5 cara sederhana memilah sampah di rumah
Berikut langkah yang paling mudah diterapkan agar kebiasaan memilah tidak terasa membebani penghuni rumah:
-
Sediakan tiga wadah berbeda
Tempat sampah terpisah untuk organik, anorganik, dan residu membuat proses pemilahan jauh lebih jelas. Sistem ini juga membantu sampah tidak cepat bercampur dan menumpuk. -
Tentukan jadwal sortir secara rutin
Pemilahan tidak harus dilakukan terus-menerus setiap hari. Satu hari dalam sepekan bisa dipakai untuk memeriksa dan memisahkan sampah yang terkumpul agar kebiasaan tetap konsisten. -
Manfaatkan sampah organik menjadi kompos
Sisa sayur dan buah bisa diolah menjadi kompos sederhana atau pupuk cair rumahan.

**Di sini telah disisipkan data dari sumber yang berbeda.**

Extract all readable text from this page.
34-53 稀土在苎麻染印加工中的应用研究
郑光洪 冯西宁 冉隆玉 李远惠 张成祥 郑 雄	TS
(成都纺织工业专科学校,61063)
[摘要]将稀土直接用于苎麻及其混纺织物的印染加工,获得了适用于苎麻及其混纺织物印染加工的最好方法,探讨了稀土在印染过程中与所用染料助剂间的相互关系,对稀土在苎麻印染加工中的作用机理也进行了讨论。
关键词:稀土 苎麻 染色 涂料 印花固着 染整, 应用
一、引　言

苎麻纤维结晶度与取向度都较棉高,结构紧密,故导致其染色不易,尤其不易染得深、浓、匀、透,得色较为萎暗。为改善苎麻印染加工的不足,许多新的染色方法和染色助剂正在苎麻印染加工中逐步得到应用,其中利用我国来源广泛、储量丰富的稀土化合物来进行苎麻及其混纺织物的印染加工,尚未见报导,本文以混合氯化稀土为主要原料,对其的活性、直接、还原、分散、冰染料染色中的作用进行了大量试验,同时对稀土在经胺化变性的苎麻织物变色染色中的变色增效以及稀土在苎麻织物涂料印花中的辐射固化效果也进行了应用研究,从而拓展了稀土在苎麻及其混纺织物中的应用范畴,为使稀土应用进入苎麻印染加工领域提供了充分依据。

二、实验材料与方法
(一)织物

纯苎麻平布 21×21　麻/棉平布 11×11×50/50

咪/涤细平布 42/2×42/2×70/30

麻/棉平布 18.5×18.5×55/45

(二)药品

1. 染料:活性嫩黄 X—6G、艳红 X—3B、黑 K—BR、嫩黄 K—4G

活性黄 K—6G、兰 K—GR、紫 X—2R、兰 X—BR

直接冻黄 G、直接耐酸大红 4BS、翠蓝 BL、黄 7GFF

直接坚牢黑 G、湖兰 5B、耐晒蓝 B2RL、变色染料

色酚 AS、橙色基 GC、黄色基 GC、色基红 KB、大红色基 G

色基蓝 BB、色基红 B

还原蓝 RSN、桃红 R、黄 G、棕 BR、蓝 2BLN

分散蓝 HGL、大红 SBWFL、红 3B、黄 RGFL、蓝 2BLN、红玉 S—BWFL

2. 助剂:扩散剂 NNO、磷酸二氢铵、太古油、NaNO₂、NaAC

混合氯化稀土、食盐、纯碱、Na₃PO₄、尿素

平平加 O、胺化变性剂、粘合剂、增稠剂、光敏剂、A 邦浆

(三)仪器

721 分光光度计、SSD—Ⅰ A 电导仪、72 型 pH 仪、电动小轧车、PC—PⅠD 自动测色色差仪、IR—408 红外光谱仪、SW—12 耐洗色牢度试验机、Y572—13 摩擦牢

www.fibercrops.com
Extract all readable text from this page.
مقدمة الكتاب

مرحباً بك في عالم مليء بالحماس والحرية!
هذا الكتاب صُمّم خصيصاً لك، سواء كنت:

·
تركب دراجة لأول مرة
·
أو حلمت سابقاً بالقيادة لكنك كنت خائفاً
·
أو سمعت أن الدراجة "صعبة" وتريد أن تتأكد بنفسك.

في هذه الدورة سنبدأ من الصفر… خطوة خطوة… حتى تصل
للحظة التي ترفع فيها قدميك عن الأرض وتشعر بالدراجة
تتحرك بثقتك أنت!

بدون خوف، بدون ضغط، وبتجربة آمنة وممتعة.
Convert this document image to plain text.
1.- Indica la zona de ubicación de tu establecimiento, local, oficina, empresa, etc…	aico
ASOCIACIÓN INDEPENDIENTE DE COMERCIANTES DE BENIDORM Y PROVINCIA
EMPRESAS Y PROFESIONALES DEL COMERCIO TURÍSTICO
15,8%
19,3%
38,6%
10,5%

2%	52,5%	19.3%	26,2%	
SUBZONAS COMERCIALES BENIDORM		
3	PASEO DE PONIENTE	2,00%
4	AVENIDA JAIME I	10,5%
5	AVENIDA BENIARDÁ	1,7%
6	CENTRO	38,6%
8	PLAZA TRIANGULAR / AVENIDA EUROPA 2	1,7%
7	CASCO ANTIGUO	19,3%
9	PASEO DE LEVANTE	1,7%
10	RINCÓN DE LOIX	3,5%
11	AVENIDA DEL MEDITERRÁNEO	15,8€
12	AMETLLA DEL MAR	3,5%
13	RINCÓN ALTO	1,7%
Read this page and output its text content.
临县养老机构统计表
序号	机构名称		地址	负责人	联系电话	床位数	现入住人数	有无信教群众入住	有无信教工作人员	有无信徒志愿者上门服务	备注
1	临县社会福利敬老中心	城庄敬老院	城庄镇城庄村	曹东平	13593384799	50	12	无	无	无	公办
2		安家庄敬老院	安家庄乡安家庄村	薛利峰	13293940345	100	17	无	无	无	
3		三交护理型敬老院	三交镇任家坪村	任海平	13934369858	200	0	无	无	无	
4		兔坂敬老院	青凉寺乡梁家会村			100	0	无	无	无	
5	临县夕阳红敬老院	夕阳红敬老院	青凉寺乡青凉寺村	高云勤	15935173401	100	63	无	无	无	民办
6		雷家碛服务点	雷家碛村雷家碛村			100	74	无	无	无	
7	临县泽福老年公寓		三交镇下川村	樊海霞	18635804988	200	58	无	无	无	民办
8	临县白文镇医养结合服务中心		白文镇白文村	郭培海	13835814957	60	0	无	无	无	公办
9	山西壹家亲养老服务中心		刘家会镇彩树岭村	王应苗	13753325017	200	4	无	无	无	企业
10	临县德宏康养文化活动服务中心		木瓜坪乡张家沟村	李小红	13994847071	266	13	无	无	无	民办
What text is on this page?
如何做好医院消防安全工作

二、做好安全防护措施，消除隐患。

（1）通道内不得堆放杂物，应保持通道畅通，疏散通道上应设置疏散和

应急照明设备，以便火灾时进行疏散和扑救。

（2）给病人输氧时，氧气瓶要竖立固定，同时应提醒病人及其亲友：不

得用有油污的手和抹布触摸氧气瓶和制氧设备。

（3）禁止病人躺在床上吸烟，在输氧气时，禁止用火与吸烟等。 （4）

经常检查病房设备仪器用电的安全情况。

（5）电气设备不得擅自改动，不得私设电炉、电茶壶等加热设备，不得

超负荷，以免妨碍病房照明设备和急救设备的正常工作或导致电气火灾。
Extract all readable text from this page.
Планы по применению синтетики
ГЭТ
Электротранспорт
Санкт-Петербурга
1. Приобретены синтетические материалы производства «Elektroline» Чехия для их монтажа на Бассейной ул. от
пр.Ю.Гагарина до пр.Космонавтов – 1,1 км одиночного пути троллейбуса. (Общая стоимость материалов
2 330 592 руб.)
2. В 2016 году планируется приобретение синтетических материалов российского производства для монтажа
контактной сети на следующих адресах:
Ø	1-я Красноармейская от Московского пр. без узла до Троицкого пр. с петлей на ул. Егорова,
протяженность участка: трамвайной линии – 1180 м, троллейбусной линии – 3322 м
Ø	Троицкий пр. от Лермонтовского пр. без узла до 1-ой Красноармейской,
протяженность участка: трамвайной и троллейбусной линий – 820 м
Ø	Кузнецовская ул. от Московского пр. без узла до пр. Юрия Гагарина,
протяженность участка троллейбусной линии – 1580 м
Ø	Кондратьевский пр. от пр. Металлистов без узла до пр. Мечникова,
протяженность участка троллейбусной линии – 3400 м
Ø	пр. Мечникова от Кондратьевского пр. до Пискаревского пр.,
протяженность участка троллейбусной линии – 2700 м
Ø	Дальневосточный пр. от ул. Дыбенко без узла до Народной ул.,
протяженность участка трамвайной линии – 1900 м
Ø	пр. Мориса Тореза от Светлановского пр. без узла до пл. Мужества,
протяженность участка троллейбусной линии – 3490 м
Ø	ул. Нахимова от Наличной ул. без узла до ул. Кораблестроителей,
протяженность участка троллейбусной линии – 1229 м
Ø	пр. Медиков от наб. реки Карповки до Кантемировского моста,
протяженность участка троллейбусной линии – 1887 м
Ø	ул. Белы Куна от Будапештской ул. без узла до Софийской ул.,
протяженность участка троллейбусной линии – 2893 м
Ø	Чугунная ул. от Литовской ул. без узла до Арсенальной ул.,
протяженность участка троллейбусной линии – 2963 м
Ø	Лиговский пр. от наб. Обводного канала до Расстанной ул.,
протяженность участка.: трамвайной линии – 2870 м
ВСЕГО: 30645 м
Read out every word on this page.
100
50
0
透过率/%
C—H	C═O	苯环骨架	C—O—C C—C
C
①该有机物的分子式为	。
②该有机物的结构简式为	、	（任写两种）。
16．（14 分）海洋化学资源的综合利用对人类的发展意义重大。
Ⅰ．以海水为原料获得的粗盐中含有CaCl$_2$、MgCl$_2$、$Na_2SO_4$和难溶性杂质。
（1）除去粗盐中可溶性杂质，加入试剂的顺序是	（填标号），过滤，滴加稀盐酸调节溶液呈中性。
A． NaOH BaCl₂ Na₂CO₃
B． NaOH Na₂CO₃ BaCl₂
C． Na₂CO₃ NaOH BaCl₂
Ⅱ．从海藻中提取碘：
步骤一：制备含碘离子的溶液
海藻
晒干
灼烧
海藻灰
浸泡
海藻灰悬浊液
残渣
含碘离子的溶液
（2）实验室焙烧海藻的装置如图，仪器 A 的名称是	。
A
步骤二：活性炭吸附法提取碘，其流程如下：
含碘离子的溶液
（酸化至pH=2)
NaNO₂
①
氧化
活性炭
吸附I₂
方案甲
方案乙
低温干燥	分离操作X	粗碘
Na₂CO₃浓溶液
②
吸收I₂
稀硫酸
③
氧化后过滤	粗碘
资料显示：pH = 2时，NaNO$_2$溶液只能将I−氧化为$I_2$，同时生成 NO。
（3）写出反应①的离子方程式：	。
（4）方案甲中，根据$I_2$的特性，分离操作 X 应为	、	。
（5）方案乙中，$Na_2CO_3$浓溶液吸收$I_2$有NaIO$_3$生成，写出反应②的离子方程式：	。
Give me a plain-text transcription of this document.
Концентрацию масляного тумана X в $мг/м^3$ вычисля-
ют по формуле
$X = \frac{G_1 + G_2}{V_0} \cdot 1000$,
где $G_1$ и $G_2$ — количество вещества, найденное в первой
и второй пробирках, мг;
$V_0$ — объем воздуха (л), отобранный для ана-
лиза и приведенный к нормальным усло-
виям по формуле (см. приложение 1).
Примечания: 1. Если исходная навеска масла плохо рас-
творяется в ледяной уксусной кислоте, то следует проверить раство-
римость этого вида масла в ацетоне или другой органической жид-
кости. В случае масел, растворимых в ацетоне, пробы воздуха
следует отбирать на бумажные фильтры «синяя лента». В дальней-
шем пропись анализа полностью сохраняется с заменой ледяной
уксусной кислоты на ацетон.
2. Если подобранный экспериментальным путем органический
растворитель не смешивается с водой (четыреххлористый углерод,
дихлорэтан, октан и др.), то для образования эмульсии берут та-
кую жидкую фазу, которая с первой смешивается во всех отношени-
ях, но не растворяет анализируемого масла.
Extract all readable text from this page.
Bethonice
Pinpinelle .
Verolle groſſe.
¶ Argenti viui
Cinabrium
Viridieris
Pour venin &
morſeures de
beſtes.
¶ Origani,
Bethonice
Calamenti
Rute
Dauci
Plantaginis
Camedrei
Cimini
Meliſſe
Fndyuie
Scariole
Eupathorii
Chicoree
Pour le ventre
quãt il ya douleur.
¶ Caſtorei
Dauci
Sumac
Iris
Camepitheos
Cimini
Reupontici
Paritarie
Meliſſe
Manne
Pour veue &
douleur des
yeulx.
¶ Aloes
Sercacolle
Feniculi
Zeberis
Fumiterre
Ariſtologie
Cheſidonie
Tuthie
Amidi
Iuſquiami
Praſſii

Cara ini mengurangi limbah sekaligus memberi nilai guna baru pada sisa dapur. -
Biasakan mengecek sebelum membuang
Prinsip “Before You Throw” mendorong penghuni rumah untuk menilai ulang barang sebelum masuk ke tempat sampah. Kardus masih bisa dipakai sebagai wadah penyimpanan, botol kaca dapat dijadikan dekorasi, dan pakaian layak pakai bisa diberikan kepada orang lain. - Salurkan sampah terpilah ke bank sampah
Plastik, kertas, kaca, elektronik, minyak jelantah, hingga pakaian bekas dapat disetor ke bank sampah agar dikelola lebih bertanggung jawab. Di sejumlah daerah, inisiatif seperti Bank Sampah Induk Rumah Harum, Pilah Sampah di Tangerang Selatan, dan Kabelotapura di Palu ikut mendorong kebiasaan ini.
Dari rumah ke pengelolaan yang lebih luas
Kebiasaan memilah sampah tidak berhenti pada urusan dapur atau halaman rumah. Saat sampah sudah dipisahkan sejak awal, alurnya menjadi lebih mudah diarahkan ke pengolahan yang lebih produktif, termasuk melalui bank sampah dan model ekonomi sirkular.
Program SIRKULA-C yang diinisiasi Semen Merah Putih melalui PT Cemindo Gemilang Tbk. memperlihatkan arah pengelolaan seperti ini. Dalam program tersebut, sampah organik dimanfaatkan untuk budidaya maggot dan pengomposan, sedangkan sampah anorganik berkalori tinggi diolah menjadi bahan bakar alternatif RDF atau refuse-derived fuel.
Model itu menunjukkan bahwa pengelolaan sampah dari rumah dapat memberi efek berantai. Selain membantu menekan volume sampah yang masuk ke TPA, kebiasaan ini juga membuka ruang pemberdayaan warga dan memperkuat praktik ekonomi sirkular yang lebih berkelanjutan.